Pourquoi les hommes avaient-ils cessé de prendre la route pour voir le Monde ? Pourquoi donc, se disait Falk, assis auprès de son feu de camp qui brûlait comme une minuscule opale sous la grandiose voûte bleue du crépuscule. Des hommes comme Zove et Metock, pourquoi se cachaient-ils dans les bois, sans en sortir une seule fois de leur vie pour voir la Terre dans sa vaste splendeur ? Eux qui lui avaient tout appris, ils ignoraient une chose que Falk savait maintenant ; que l’homme peut voir sa planète pivoter au milieu des étoiles…

Le lendemain, sous un ciel menaçant, Falk pilotait son glisseur avec une virtuosité vite devenue machinale. Un vent froid soufflait du nord. Un troupeau de bovins sauvages couvrait la moitié des plaines s’étendant au sud du trajet suivi par Falk ; ils étaient des milliers et des milliers, et chacun d’eux était campé face au vent, mufle blanc abaissé en avant de leurs épaules rousses à poils rudes. Falk était séparé de leurs premiers rangs par quinze cents mètres de longues herbes grises ployées par le vent, et un oiseau gris volait vers lui, planant sans aucunement mouvoir ses ailes. Il l’observa, étonné par ce vol plané en droite ligne – non, il n’allait pas tout droit car il tourna sans un battement d’ailes pour intercepter le trajet du glisseur. Falk fut subitement pris de peur et agita le bras pour effaroucher cette créature et la détourner de lui, puis il se jeta à plat ventre et fit virer le glisseur, mais trop tard. Un instant avant d’être touché il vit le masque aveugle et lisse du monstre, l’éclat de l’acier. Puis vint le choc, l’explosion, un hurlement de métal, une soudaine nausée, une chute en arrière, interminable.

4

— « La vieille de Kessnokaty dit qu’il va neiger, » murmura près de lui la voix de son amie. « Il faudrait être prêts à nous échapper à la première occasion. »

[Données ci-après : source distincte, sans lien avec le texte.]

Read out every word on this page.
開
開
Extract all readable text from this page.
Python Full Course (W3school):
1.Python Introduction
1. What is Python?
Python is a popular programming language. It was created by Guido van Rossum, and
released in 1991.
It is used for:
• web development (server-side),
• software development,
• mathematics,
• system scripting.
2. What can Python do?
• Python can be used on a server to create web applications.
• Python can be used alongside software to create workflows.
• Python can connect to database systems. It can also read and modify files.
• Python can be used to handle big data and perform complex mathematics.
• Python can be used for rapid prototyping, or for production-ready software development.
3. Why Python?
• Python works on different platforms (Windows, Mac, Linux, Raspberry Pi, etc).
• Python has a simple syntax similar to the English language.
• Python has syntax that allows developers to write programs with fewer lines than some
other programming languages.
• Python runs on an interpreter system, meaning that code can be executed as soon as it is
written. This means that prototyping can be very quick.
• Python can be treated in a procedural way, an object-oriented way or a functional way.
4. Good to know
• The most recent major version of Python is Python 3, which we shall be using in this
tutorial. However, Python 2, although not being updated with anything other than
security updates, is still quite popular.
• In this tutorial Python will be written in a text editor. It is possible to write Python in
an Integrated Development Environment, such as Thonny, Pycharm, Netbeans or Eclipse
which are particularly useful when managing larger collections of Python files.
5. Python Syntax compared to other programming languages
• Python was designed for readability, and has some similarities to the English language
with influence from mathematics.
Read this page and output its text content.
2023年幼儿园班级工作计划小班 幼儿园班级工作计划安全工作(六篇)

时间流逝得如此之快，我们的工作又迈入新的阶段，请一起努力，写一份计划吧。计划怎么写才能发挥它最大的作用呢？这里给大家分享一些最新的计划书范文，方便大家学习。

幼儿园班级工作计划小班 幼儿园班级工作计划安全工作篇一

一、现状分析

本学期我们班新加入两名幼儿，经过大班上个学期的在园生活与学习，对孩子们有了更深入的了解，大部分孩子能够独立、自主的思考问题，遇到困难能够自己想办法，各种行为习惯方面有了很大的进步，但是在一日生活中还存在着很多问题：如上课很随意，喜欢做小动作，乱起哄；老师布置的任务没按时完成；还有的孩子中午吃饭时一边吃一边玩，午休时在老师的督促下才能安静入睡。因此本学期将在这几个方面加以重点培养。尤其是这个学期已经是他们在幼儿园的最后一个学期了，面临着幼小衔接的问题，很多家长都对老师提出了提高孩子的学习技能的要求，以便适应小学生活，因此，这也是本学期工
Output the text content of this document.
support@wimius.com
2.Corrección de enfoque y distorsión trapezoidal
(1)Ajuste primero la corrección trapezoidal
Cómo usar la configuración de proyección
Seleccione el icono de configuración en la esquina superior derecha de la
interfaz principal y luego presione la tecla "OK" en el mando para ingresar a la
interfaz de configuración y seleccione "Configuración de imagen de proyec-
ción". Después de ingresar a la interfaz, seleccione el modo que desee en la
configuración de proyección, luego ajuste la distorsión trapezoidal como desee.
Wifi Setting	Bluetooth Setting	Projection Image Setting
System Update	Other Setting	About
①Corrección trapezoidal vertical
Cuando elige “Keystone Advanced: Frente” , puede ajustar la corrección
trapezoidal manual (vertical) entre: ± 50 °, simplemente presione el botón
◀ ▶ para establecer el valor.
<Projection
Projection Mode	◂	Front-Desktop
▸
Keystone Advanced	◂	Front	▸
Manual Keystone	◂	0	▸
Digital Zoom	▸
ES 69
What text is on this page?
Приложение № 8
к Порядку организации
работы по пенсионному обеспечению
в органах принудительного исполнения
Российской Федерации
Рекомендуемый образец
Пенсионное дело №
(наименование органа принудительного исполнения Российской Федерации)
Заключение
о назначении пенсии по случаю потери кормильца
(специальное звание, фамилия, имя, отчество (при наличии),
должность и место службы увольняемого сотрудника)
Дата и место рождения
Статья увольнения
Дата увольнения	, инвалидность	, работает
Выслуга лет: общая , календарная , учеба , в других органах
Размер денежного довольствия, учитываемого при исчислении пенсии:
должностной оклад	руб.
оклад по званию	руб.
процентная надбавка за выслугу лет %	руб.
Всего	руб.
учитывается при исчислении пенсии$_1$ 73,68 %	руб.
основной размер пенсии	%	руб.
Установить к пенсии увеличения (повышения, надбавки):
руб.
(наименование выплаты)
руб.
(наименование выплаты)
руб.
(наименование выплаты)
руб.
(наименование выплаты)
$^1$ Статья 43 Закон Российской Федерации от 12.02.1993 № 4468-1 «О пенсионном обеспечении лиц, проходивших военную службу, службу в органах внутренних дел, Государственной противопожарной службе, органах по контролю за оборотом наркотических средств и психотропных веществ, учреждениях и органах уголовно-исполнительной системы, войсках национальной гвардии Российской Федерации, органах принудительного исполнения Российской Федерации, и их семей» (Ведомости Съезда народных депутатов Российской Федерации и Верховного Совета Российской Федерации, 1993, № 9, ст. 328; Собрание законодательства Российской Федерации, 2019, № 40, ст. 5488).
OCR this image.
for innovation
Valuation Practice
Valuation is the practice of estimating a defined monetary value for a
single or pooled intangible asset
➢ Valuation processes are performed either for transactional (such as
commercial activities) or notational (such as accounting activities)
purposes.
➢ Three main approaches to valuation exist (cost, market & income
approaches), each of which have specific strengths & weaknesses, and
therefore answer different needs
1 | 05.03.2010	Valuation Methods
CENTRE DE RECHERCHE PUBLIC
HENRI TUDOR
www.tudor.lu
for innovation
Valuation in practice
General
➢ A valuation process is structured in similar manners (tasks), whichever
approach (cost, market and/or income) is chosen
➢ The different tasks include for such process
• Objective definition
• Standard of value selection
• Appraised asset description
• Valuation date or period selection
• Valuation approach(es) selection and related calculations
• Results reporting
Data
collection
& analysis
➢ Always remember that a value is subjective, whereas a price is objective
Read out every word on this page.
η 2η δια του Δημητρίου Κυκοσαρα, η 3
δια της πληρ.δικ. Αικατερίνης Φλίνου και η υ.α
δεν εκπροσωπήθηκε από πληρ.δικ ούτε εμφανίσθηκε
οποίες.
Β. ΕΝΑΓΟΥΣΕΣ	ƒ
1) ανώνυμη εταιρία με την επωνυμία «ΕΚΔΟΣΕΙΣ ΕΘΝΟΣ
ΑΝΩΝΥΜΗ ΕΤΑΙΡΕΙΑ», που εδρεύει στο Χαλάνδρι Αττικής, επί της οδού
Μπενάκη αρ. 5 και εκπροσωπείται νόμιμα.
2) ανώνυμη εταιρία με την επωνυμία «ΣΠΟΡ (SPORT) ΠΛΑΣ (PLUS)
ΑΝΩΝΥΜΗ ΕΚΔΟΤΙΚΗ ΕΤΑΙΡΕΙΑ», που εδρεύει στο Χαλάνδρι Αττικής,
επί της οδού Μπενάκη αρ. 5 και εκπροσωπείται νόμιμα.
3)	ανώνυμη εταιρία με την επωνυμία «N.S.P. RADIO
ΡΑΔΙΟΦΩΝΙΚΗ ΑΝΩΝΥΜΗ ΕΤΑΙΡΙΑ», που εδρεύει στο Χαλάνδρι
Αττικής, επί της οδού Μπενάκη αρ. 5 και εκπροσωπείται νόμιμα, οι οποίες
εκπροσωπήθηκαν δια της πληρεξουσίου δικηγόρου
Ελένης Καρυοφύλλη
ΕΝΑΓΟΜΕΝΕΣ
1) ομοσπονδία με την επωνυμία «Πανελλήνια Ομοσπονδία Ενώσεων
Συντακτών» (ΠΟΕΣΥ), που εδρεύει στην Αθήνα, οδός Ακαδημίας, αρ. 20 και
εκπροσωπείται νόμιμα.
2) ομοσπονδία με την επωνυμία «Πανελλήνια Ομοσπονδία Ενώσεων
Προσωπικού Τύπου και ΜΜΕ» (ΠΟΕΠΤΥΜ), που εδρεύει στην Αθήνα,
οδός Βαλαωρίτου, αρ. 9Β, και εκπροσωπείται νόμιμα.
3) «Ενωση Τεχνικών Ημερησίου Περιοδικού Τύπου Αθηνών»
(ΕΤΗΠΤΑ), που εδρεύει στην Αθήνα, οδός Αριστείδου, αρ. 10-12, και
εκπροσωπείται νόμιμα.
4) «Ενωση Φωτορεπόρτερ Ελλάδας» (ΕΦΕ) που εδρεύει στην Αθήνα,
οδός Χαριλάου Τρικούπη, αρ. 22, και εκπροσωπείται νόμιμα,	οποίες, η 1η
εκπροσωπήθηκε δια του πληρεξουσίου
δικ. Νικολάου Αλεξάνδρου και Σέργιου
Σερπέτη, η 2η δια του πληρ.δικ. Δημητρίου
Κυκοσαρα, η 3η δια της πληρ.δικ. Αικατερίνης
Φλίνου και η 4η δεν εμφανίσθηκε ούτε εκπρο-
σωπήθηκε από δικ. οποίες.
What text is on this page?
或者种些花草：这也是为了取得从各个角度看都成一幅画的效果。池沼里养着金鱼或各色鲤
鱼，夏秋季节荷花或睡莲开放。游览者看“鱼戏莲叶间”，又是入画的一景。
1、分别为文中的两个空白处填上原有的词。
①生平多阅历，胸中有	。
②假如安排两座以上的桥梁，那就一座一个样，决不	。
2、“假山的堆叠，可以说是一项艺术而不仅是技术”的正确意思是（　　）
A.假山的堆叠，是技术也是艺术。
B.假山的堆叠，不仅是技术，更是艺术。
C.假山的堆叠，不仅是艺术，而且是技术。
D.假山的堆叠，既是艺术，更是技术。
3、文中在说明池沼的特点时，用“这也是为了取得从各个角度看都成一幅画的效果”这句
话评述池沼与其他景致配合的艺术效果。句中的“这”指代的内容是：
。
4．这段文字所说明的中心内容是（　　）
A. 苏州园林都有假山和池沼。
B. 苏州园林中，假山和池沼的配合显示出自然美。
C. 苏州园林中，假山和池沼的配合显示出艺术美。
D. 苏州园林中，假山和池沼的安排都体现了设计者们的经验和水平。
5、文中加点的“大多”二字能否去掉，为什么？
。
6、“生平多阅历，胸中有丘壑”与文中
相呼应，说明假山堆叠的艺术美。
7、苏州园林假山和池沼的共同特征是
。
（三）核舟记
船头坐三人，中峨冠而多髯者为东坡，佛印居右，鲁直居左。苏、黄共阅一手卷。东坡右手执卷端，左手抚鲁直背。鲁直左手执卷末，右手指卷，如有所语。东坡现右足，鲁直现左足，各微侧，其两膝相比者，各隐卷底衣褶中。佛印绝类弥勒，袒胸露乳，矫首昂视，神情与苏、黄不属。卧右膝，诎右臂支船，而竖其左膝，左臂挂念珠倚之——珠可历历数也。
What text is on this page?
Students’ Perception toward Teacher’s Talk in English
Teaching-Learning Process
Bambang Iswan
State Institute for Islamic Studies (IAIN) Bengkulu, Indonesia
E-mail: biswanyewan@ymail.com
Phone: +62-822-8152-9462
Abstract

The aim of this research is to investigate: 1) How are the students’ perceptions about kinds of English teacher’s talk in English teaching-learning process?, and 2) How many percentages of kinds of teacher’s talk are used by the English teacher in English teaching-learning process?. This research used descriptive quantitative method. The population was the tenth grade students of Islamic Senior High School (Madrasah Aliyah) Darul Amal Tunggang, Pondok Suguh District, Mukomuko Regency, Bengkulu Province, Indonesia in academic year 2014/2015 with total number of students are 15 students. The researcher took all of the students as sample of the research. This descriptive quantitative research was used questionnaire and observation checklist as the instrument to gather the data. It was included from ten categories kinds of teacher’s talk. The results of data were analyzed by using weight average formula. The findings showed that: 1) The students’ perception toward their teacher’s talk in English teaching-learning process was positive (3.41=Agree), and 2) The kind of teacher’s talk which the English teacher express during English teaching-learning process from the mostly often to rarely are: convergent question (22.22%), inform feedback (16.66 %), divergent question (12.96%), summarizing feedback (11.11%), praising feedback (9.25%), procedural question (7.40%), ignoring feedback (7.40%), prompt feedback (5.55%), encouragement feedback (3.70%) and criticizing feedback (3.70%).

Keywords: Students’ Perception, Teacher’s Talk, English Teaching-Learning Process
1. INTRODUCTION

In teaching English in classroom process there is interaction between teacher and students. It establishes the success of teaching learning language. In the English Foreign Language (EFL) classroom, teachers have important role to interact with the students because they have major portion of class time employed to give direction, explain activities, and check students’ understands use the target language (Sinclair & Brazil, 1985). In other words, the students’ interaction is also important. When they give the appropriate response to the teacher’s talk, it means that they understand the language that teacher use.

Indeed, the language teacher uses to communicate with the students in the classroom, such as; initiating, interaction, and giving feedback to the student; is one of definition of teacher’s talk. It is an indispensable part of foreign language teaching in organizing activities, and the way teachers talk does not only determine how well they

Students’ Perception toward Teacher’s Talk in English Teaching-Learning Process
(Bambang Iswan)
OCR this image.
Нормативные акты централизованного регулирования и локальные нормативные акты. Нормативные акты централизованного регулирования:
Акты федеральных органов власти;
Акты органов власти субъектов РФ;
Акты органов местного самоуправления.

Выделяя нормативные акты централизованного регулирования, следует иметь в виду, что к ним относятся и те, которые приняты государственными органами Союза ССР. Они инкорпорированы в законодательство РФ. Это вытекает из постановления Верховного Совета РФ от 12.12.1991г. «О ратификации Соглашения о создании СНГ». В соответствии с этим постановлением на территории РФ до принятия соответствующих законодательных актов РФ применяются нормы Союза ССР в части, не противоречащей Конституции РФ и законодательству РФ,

Falk ne répondit pas. Assis dans la tente, il écoutait d’une oreille aiguisée les bruits du camp : des voix parlant une langue étrangère, adoucies par la distance ; le bruit sec qu’on faisait à proximité en écharnant une peau ; le frêle hurlement d’un bébé ; le pétillement du feu.

— « Horressins ! » Quelqu’un l’appelait dehors, et il se leva promptement, puis se tint immobile. Au bout d’un moment, il sentit sur son bras la main de son amie, qui le guida vers l’endroit où il était attendu, le grand feu communal au centre du cercle des tentes, où l’on célébrait une chasse heureuse en rôtissant un taureau tout entier. On lui jeta dans les mains un jarret de bœuf. Il s’assit par terre et commença à manger. Jus de viande et graisse fondue lui dégoulinaient sur le menton, mais il s’abstint de les essuyer, ce qui eût été indigne d’un Chasseur du Clan Mzurra de la nation des Basnasska. Il avait beau être un étranger et un captif, il n’en était pas moins Chasseur, et il apprenait à se comporter comme tel.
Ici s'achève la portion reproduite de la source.